Rethinking Evaluation Paradigms in IBP-based Certified Training

2026-06-01Machine Learning

Machine LearningArtificial IntelligenceComputer Vision and Pattern Recognition
AI summary

The authors look at how to make deep neural networks more reliably safe against tricky inputs called adversarial attacks. They point out that previous studies usually pick just one setting to measure performance, which can be misleading because there's a trade-off between being accurate on normal data and being robust against attacks. To fix this, the authors use a method that finds the best balance between these two goals for different training approaches. This way, they fairly compare methods and discover that some older results weren't as good as thought, while also finding combinations that work better together.

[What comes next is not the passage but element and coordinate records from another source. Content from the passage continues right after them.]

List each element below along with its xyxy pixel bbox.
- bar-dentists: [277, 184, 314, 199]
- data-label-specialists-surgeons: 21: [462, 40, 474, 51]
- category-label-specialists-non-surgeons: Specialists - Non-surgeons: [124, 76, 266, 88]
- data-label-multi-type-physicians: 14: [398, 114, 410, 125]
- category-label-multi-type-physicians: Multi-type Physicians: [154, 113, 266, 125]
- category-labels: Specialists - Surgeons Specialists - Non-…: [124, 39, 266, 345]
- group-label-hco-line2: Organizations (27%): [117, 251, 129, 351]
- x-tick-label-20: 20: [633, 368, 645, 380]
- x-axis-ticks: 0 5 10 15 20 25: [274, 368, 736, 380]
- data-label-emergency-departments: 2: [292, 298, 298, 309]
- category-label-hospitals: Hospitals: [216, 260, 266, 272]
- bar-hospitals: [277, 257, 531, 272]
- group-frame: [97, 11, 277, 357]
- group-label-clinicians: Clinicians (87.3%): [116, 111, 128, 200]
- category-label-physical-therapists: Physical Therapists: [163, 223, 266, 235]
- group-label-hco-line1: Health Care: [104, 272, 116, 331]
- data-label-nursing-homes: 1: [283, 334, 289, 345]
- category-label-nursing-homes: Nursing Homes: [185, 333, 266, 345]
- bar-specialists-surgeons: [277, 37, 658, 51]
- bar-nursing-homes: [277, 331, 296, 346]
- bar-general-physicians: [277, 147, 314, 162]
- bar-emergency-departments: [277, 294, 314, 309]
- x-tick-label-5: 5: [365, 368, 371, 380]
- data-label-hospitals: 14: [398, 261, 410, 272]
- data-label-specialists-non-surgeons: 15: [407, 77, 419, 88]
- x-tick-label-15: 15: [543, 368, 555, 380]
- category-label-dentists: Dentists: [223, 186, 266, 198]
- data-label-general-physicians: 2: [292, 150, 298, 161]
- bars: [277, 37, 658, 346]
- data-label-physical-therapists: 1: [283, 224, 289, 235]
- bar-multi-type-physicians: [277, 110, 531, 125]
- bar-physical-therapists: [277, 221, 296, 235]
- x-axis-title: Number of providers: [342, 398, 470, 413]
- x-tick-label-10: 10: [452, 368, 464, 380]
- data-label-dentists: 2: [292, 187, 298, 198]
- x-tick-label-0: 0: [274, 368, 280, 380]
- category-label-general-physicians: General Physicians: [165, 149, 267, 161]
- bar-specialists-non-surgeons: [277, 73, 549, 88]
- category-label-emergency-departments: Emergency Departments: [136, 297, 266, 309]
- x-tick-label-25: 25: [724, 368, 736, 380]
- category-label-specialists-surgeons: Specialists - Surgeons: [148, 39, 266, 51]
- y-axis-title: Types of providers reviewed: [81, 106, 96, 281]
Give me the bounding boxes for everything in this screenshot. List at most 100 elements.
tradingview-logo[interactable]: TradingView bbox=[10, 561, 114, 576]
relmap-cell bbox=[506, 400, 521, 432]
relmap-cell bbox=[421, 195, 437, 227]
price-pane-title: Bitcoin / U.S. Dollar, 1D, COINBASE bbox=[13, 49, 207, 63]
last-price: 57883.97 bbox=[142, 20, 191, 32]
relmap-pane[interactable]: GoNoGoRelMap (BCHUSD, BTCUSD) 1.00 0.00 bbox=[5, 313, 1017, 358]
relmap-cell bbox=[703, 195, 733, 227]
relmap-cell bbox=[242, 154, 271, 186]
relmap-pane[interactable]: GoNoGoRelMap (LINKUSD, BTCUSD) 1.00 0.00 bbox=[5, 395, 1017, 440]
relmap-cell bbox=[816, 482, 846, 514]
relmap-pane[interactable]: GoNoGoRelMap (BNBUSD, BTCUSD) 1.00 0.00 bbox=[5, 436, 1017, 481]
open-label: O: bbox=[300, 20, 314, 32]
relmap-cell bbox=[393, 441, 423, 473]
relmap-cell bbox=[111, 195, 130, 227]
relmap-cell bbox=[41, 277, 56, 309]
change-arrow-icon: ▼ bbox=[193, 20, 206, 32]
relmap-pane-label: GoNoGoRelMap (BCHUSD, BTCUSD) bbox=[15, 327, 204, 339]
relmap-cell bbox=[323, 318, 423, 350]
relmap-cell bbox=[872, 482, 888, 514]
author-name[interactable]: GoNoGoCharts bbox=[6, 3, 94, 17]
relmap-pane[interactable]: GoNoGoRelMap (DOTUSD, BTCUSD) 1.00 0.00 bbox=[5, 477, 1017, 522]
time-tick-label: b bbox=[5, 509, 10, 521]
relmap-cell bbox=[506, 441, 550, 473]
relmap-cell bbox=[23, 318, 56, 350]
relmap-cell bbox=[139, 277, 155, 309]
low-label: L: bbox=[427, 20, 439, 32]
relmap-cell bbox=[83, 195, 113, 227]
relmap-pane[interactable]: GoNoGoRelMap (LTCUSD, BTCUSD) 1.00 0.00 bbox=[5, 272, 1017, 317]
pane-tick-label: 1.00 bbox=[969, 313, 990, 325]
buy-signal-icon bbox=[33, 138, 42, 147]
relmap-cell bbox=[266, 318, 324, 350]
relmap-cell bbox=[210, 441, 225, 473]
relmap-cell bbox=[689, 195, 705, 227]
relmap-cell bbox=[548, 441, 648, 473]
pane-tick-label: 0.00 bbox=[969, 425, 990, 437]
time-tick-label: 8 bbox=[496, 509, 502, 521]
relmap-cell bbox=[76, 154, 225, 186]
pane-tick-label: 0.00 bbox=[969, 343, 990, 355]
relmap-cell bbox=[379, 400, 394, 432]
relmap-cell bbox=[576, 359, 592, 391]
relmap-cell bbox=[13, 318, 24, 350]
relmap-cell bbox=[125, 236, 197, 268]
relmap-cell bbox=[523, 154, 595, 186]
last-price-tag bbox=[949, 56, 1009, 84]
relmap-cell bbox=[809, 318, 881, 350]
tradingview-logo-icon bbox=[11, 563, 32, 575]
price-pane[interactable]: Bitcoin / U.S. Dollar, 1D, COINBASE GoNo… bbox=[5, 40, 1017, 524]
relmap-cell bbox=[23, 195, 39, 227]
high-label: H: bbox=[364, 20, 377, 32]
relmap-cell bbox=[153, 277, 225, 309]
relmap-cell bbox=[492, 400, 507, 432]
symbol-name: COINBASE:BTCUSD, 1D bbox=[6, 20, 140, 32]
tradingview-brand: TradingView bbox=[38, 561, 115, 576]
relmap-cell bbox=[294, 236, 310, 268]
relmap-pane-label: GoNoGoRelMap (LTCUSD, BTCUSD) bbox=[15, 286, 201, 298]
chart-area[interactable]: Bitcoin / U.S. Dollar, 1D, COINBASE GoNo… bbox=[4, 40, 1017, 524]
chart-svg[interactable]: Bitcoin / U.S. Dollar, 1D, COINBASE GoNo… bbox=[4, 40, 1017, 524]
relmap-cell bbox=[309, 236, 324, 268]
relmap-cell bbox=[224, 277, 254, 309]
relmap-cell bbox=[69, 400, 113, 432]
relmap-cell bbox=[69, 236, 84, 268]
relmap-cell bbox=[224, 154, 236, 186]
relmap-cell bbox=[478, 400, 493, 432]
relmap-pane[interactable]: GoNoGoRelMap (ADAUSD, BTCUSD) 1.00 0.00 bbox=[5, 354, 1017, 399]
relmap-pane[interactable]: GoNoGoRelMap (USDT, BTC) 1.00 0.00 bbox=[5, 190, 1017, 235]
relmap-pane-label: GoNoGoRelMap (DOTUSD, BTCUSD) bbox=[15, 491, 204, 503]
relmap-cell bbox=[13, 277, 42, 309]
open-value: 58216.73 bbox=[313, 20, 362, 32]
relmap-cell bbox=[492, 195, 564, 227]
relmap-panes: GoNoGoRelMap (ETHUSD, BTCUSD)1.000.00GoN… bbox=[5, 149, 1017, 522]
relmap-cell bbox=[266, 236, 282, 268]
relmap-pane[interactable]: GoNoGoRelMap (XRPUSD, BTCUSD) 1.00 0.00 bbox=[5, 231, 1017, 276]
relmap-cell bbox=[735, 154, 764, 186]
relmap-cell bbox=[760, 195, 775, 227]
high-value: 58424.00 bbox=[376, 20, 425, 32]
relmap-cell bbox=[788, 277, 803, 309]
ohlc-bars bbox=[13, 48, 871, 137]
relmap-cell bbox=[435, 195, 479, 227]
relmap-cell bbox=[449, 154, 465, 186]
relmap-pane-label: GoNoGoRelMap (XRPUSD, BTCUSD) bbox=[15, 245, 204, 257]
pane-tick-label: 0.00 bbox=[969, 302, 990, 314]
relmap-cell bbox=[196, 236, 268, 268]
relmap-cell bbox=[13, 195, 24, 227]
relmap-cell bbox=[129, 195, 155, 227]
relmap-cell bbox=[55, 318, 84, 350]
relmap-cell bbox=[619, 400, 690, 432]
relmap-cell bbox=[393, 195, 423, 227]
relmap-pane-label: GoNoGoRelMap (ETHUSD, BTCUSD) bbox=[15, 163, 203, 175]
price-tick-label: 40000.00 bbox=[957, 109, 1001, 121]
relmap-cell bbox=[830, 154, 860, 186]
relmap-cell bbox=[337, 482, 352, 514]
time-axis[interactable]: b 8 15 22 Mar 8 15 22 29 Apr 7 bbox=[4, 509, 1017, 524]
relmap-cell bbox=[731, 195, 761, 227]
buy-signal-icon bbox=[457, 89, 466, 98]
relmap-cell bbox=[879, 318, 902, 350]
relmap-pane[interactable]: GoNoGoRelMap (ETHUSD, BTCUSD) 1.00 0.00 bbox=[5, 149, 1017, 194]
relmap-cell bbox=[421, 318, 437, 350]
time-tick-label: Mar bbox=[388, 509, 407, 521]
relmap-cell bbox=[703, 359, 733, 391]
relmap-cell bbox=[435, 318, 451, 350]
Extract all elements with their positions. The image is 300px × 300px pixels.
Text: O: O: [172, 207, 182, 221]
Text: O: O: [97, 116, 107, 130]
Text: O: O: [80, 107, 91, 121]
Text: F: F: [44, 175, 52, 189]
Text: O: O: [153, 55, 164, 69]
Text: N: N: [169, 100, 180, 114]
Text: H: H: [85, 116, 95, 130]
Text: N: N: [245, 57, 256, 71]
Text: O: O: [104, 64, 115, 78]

deep neural networksadversarial perturbationsneural network verificationcertified trainingnatural accuracycertified accuracyPareto frontmulti-objective optimisationhyperparameter tuningrobustness guarantees
Authors
Konstantin Kaulen, Hadar Shavit, Holger H. Hoos
Abstract
Deep neural networks achieve strong performance on many supervised learning tasks but remain vulnerable to adversarial perturbations. Neural network verification provides mathematically rigorous robustness guarantees, yet at substantial computational cost. To mitigate this, certified training techniques optimise for verifiable robustness during training, typically inducing a trade-off between natural and certified accuracy controlled by method-specific hyperparameters. Because these metrics are inherently conflicting, the common practice of reporting a single configuration is problematic: it can mislead conclusions about overall performance and prevents unbiased assessments of the state of the art. We address this by evaluating certified training methods via Pareto front comparisons over the natural--certified accuracy trade-off. To enable fair, method-agnostic comparisons, we perform efficient automated multi-objective hyperparameter optimisation to identify a set of Pareto-optimal configurations for each method. This approach often uncovers substantial undertuning in previously reported configurations, yielding superior performance and establishing a new state of the art. Leveraging these fronts, we present the first comprehensive multi-objective comparison of certified training approaches, showing that prior advancements are less pronounced than assumed and revealing previously unreported performance complementarities.